192. The Prairies and Great Plains in Poetry

  • (After traveling Illinois, Missouri, Kansas and Colorado.)
  • GRAND as the thought that doubtless the child is already born who will see a hundred millions of people, the most prosperous and advanc’d of the world, inhabiting these Prairies, the great Plains, and the valley of the Mississippi, I could not help thinking it would be grander still to see all those inimitable American areas fused in the alembic of a perfect poem, or other esthetic work, entirely western, fresh and limitless—altogether our own, without a trace or taste of Europe’s soil, reminiscence, technical letter or spirit.

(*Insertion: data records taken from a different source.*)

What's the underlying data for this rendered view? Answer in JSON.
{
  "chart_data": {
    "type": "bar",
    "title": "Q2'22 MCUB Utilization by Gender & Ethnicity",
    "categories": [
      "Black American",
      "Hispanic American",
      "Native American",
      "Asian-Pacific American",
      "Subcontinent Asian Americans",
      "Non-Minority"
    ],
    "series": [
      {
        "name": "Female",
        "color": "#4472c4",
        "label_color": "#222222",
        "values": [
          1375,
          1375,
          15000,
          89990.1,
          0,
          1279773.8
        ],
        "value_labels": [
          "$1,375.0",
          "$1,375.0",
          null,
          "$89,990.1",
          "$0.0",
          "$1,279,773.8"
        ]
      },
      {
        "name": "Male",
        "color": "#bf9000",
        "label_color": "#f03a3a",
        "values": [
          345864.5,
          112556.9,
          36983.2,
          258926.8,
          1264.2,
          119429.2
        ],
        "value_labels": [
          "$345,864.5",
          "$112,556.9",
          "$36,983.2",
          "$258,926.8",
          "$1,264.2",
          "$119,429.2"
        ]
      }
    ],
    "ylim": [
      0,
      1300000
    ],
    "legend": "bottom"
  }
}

My days and nights, as I travel here—what an exhilaration!—not the air alone, and the sense of vastness, but every local sight and feature. Everywhere something characteristic—the cactuses, pinks, buffalo grass, wild sage—the receding perspective, and the far circle-line of the horizon all times of day, especially forenoon—the clear, pure, cool, rarefied nutriment for the lungs, previously quite unknown—the black patches and streaks left by surface-conflagrations—the deep-plough’d furrow of the “fire-guard”—the slanting snow-racks built all along to shield the railroad from winter drifts—the prairie-dogs and the herds of antelope—the curious “dry rivers”—occasionally a “dug-out” or corral—Fort Riley and Fort Wallace—those towns of the northern plains, (like ships on the sea,) Eagle-Tail, Coyote, Cheyenne, Agate, Monotony, Kit Carson—with ever the anthill and the buffalo-wallow—ever the herds of cattle and the cow-boys (“cow-punchers”) to me a strangely interesting class, bright-eyed as hawks, with their swarthy complexions and their broad-brimm’d hats—apparently always on horseback, with loose arms slightly raised and swinging as they ride.